At the Air Force Academy, instructors get advance copies of the standardized tests that will be administered to all those taking a given introductory course, and students are randomly assigned to those classes. Instructors must decide how to allocate class time between material that will directly boost test scores and material of perhaps deeper and more lasting value. Scott E. Carrell of UC-Davis and James E. West of the Air Force Academy find that students with less experienced professors perform significantly better in that introductory course, whereas students with more experienced professors perform better in the follow-on related curriculum.

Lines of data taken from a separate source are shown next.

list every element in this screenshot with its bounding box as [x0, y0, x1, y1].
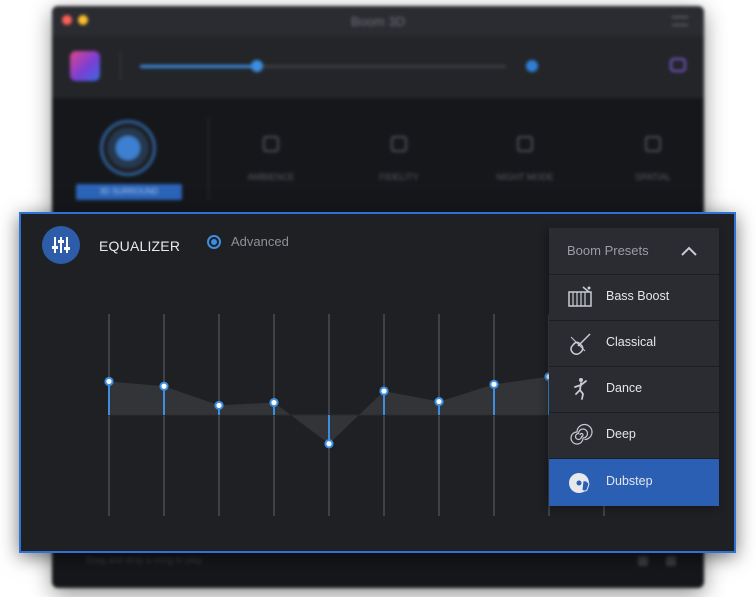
eq-band-handle[interactable] — [159, 381, 169, 391]
night-mode-icon — [517, 136, 533, 152]
dancer-icon — [574, 378, 587, 400]
effect-label: AMBIENCE — [247, 172, 295, 182]
drop-hint-text: Drag and drop a song to play — [86, 555, 203, 565]
effect-label: NIGHT MODE — [496, 172, 554, 182]
advanced-radio-toggle[interactable]: Advanced — [207, 234, 289, 249]
eq-curve-area — [109, 376, 604, 444]
effect-spatial[interactable]: SPATIAL — [608, 136, 698, 182]
preset-label: Classical — [606, 335, 657, 349]
equalizer-title: EQUALIZER — [99, 238, 181, 254]
advanced-label: Advanced — [231, 234, 289, 249]
volume-slider-thumb[interactable] — [251, 60, 264, 72]
settings-icon[interactable] — [666, 556, 676, 566]
preset-label: Dubstep — [606, 474, 653, 488]
window-title: Boom 3D — [350, 14, 406, 29]
effect-night-mode[interactable]: NIGHT MODE — [480, 136, 570, 182]
spiral-icon — [570, 423, 593, 445]
surround-mode-button[interactable]: 3D SURROUND — [76, 184, 182, 200]
violin-icon — [570, 333, 591, 355]
effects-divider — [208, 118, 209, 200]
preset-label: Bass Boost — [606, 289, 670, 303]
presets-title: Boom Presets — [567, 243, 649, 258]
spatial-icon — [645, 136, 661, 152]
boost-dot-icon[interactable] — [526, 60, 538, 72]
toolbar-divider — [120, 52, 121, 80]
advanced-radio-button[interactable] — [207, 234, 221, 249]
equalizer-panel: EQUALIZER Advanced Boom Presets Bass Boo… — [19, 212, 736, 553]
eq-band-handle[interactable] — [489, 379, 499, 389]
fidelity-icon — [391, 136, 407, 152]
volume-slider-fill — [140, 65, 258, 68]
effect-label: SPATIAL — [635, 172, 671, 182]
presets-dropdown: Boom Presets Bass Boost Classical Dance … — [549, 228, 719, 506]
volume-slider[interactable] — [140, 60, 506, 72]
effects-panel: 3D SURROUND AMBIENCE FIDELITY NIGHT MODE… — [52, 98, 704, 216]
radio-selected-dot — [211, 238, 217, 245]
preset-item-classical[interactable]: Classical — [549, 320, 719, 365]
chevron-up-icon[interactable] — [681, 246, 697, 256]
dj-disc-icon — [569, 473, 590, 493]
volume-toolbar — [52, 36, 704, 98]
eq-band-handle[interactable] — [324, 439, 334, 449]
drum-icon — [568, 286, 592, 307]
equalizer-icon-button[interactable] — [42, 226, 80, 264]
playlist-icon[interactable] — [638, 556, 648, 566]
ambience-icon — [263, 136, 279, 152]
sliders-icon — [52, 237, 70, 253]
effect-fidelity[interactable]: FIDELITY — [354, 136, 444, 182]
effect-label: FIDELITY — [379, 172, 419, 182]
preset-label: Dance — [606, 381, 643, 395]
menu-icon[interactable] — [672, 16, 688, 26]
preset-item-deep[interactable]: Deep — [549, 412, 719, 457]
eq-band-handle[interactable] — [379, 386, 389, 396]
preset-label: Deep — [606, 427, 636, 441]
title-bar: Boom 3D — [52, 6, 704, 36]
preset-item-dance[interactable]: Dance — [549, 366, 719, 411]
preset-item-dubstep[interactable]: Dubstep — [549, 458, 719, 506]
eq-band-handle[interactable] — [214, 400, 224, 411]
effect-ambience[interactable]: AMBIENCE — [226, 136, 316, 182]
eq-band-handle[interactable] — [434, 396, 444, 407]
eq-band-handle[interactable] — [104, 376, 114, 387]
eq-band-handle[interactable] — [269, 397, 279, 408]
surround-knob[interactable] — [100, 120, 156, 176]
preset-item-bass-boost[interactable]: Bass Boost — [549, 274, 719, 319]
output-device-icon[interactable] — [670, 58, 686, 72]
boom-logo-icon — [70, 51, 100, 81]
presets-dropdown-header[interactable]: Boom Presets — [549, 228, 719, 274]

One possible explanation is that less experienced professors teach to the test, while more experienced professors offer more comprehensive and more probing analysis. Another possibility is that students who have been spoon-fed test material develop poorer study habits and this shows up in the later courses. A third, more cynical, explanation is that students with the experienced professors work harder in the later courses to make up for the disappointing grade in the introductory course. Regardless, teachers who emphasize the test get better course evaluations than those who provide deeper learning. See "Does Professor Quality Matter? Evidence from the Random Assignment of Students to Professors," Journal of Political Economy, 118 (June 2010): 409-432. This article is available for free at http://www.journals.uchicago.edu/toc/jpe/2010/118/3.

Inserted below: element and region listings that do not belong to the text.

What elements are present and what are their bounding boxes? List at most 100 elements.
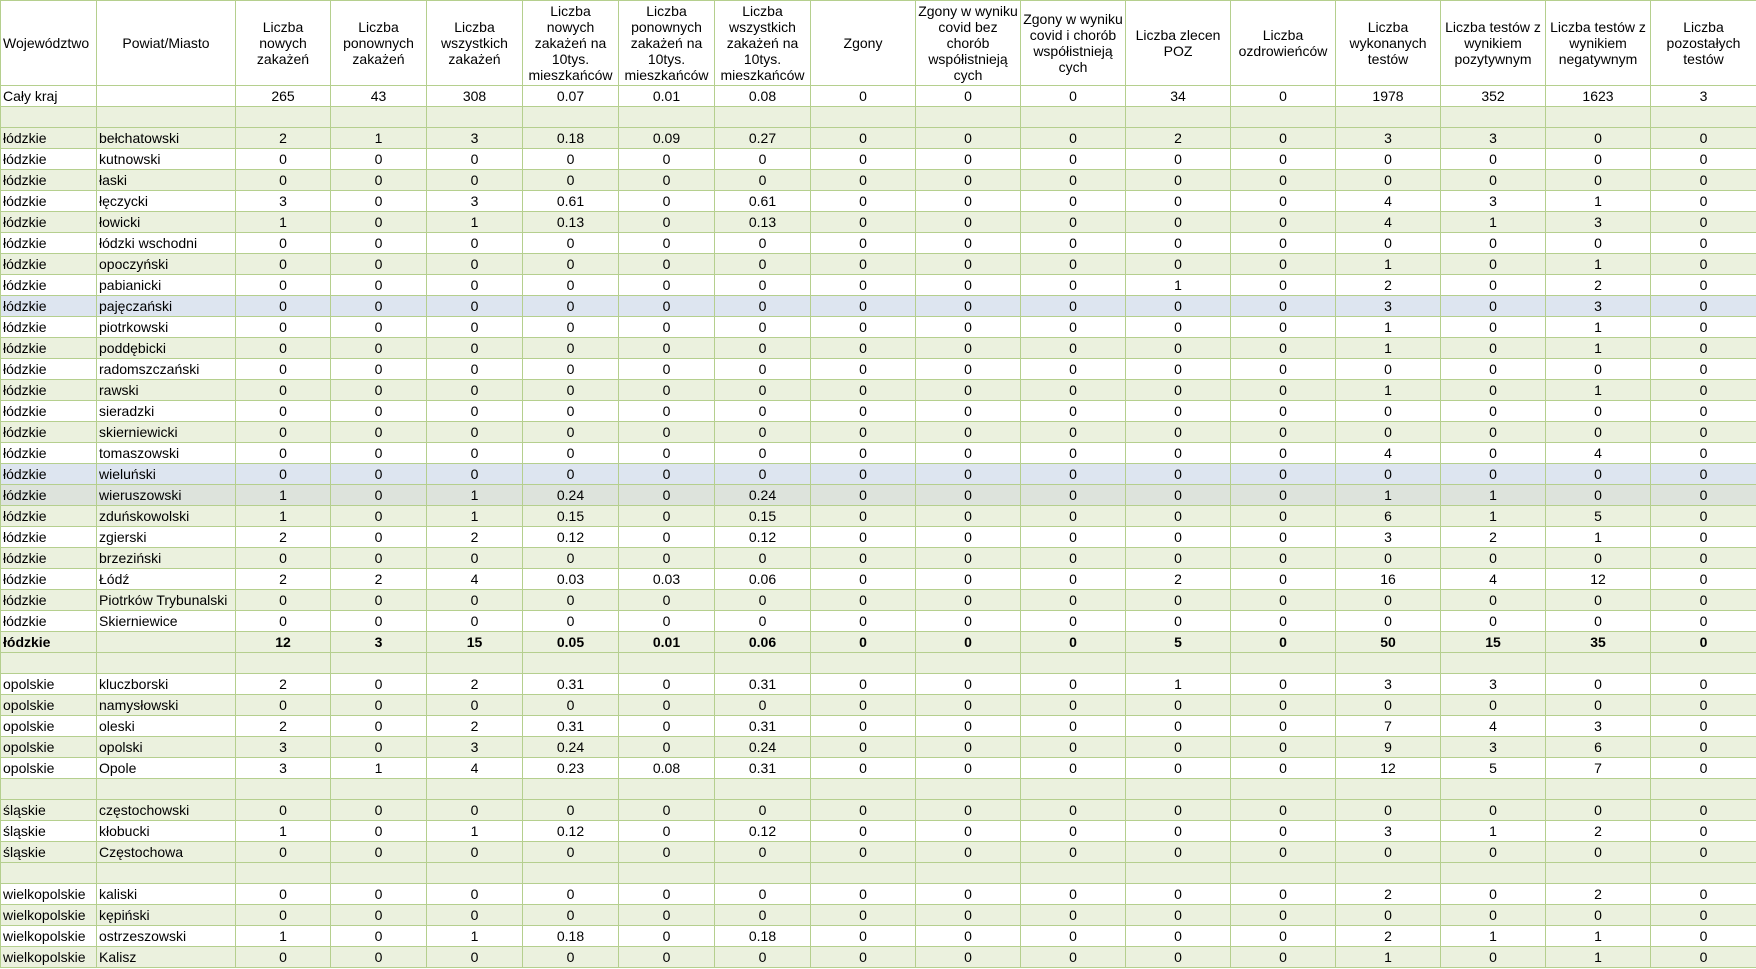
table-cell[interactable]: 0 (618, 358, 715, 380)
table-cell[interactable]: 0 (1545, 358, 1651, 380)
table-cell[interactable]: 3 (330, 631, 427, 653)
table-cell[interactable]: 0 (426, 169, 523, 191)
table-cell[interactable]: 0 (1020, 148, 1126, 170)
table-cell[interactable]: 0.18 (714, 925, 811, 947)
table-cell[interactable]: 0 (810, 589, 916, 611)
table-cell[interactable]: 0 (1545, 127, 1651, 149)
table-cell[interactable]: 0 (1230, 925, 1336, 947)
table-cell[interactable]: 0 (1650, 589, 1756, 611)
table-cell[interactable]: 0 (522, 148, 619, 170)
table-cell[interactable]: 0 (915, 736, 1021, 758)
table-cell[interactable]: sieradzki (96, 400, 236, 422)
table-cell[interactable]: ostrzeszowski (96, 925, 236, 947)
table-cell[interactable]: 0 (1650, 484, 1756, 506)
table-cell[interactable]: 0 (1230, 631, 1336, 653)
table-cell[interactable]: 0 (1650, 505, 1756, 527)
table-cell[interactable]: 0 (810, 610, 916, 632)
table-cell[interactable]: 0 (1440, 253, 1546, 275)
table-cell[interactable]: kaliski (96, 883, 236, 905)
table-cell[interactable]: 0 (714, 841, 811, 863)
table-cell[interactable]: śląskie (0, 841, 97, 863)
table-cell[interactable]: 0 (1125, 379, 1231, 401)
table-cell[interactable]: opolskie (0, 694, 97, 716)
table-cell[interactable]: 0 (1650, 421, 1756, 443)
table-cell[interactable]: 0 (1020, 757, 1126, 779)
table-cell[interactable]: 0 (1440, 799, 1546, 821)
table-cell[interactable]: 0 (522, 337, 619, 359)
table-cell[interactable]: 12 (1335, 757, 1441, 779)
table-cell[interactable]: łódzkie (0, 274, 97, 296)
table-cell[interactable]: 0 (1650, 379, 1756, 401)
table-cell[interactable]: 0.24 (522, 484, 619, 506)
table-cell[interactable]: 0 (330, 673, 427, 695)
table-cell[interactable]: 0 (915, 610, 1021, 632)
table-cell[interactable]: 0.31 (714, 673, 811, 695)
table-cell[interactable]: 0 (1020, 946, 1126, 968)
column-header[interactable]: Liczba nowych zakażeń na 10tys. mieszkań… (522, 0, 619, 86)
table-cell[interactable]: 3 (1545, 715, 1651, 737)
table-cell[interactable]: 0 (915, 400, 1021, 422)
table-cell[interactable]: 1 (1545, 379, 1651, 401)
table-cell[interactable]: 0 (1230, 568, 1336, 590)
table-cell[interactable] (618, 652, 715, 674)
table-cell[interactable] (0, 652, 97, 674)
table-cell[interactable]: 0 (235, 547, 331, 569)
table-cell[interactable]: 0 (1125, 148, 1231, 170)
table-cell[interactable]: 0 (1230, 295, 1336, 317)
table-cell[interactable]: zduńskowolski (96, 505, 236, 527)
table-cell[interactable] (915, 778, 1021, 800)
table-cell[interactable]: 0 (915, 169, 1021, 191)
table-cell[interactable]: 0 (1020, 127, 1126, 149)
table-cell[interactable]: 0 (1230, 148, 1336, 170)
table-cell[interactable]: 0 (618, 799, 715, 821)
table-cell[interactable]: 0 (1125, 232, 1231, 254)
table-cell[interactable]: 0.15 (714, 505, 811, 527)
table-cell[interactable]: 2 (426, 526, 523, 548)
table-cell[interactable]: łowicki (96, 211, 236, 233)
table-cell[interactable]: 0 (235, 337, 331, 359)
table-cell[interactable]: 0 (1020, 442, 1126, 464)
table-cell[interactable]: 0.08 (618, 757, 715, 779)
table-cell[interactable]: 0 (810, 736, 916, 758)
table-cell[interactable] (1440, 862, 1546, 884)
table-cell[interactable]: 0 (915, 505, 1021, 527)
table-cell[interactable]: 4 (1335, 211, 1441, 233)
table-cell[interactable]: 0 (714, 694, 811, 716)
table-cell[interactable]: 0 (1230, 799, 1336, 821)
table-cell[interactable] (235, 862, 331, 884)
table-cell[interactable]: 0 (426, 379, 523, 401)
table-cell[interactable]: 0 (1335, 400, 1441, 422)
table-cell[interactable]: 0 (1125, 904, 1231, 926)
table-cell[interactable]: 0 (1020, 211, 1126, 233)
table-cell[interactable]: 0 (426, 337, 523, 359)
table-cell[interactable]: 0 (330, 295, 427, 317)
column-header[interactable]: Liczba ozdrowieńców (1230, 0, 1336, 86)
table-cell[interactable]: 0.18 (522, 127, 619, 149)
table-cell[interactable]: 1 (235, 505, 331, 527)
table-cell[interactable]: skierniewicki (96, 421, 236, 443)
table-cell[interactable] (1020, 778, 1126, 800)
table-cell[interactable]: 0 (426, 610, 523, 632)
table-cell[interactable]: 1 (235, 484, 331, 506)
table-cell[interactable] (1230, 862, 1336, 884)
table-cell[interactable]: 0 (426, 148, 523, 170)
table-cell[interactable]: 0 (1335, 232, 1441, 254)
table-cell[interactable]: 0 (810, 274, 916, 296)
table-cell[interactable]: 0 (426, 400, 523, 422)
table-cell[interactable]: 2 (1335, 883, 1441, 905)
table-cell[interactable]: 0 (714, 148, 811, 170)
table-cell[interactable]: 0 (426, 841, 523, 863)
table-cell[interactable]: 0 (426, 946, 523, 968)
table-cell[interactable]: 0 (1230, 736, 1336, 758)
table-cell[interactable]: rawski (96, 379, 236, 401)
table-cell[interactable]: 1 (426, 211, 523, 233)
table-cell[interactable]: 0 (235, 946, 331, 968)
table-cell[interactable]: 3 (1545, 295, 1651, 317)
table-cell[interactable]: 0 (522, 442, 619, 464)
table-cell[interactable]: 7 (1335, 715, 1441, 737)
table-cell[interactable] (618, 862, 715, 884)
table-cell[interactable]: 0.31 (522, 673, 619, 695)
table-cell[interactable] (1230, 652, 1336, 674)
table-cell[interactable]: 0 (1545, 421, 1651, 443)
table-cell[interactable]: 6 (1545, 736, 1651, 758)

Carlos Dobkin, Ricard Gil, and Justin Marion, all from UC-Santa Barbara, estimate the effect of class attendance on exam performance by implementing a policy in three large economics classes that required students scoring below the median on the midterm exam to attend class. This policy generated a large discontinuity in attendance. The authors estimate that near the cutoff, the post-midterm attendance rate was 36 percentage points higher for students facing compulsory attendance. A 10 percentage point increase in a student's overall attendance rate resulted in a 0.17 standard deviation increase in the final exam score without adversely affecting performance on other classes taken concurrently. So attendance seems to benefit students even when that attendance is compulsory. See "Skipping Class in College and Exam Performance: Evidence from a Regression Discontinuity Classroom Experiment," Economics of Education Review, 29 (August 2010): 566-575.
At a site entitled "Limericks Economiques: Poems on the Dismal Science of Economics," which can be found at www.limericksecon.com, "Dr. Goose" offers a limerick a day with an economic theme. To give you some flavor, here's the limerick that appeared following the announcement of the three 2010 Nobel winners in economics: "A trio of really smart guys/ Were bestowed a prestigious prize/ For teaching the mobs/ That the market for jobs/Has more friction than many surmise." Dr. Goose is the pen name of David Lefkovits, the chief financial officer for Rosemont Capital, a New York City hedge fund. He will appear as Dr. Goose at the Denver ASSA meetings in January at a session on economics humor.
During the academic year, Greg Delemeester of Marietta College offers his students an "Econ Bonus Question of the Week" at http://econbonus.blogspot.com/. He sometimes presents a photo and a bit of biography and asks students to identify the economist. The first student to answer correctly gets recognized. His archive contains over 60 weekly questions.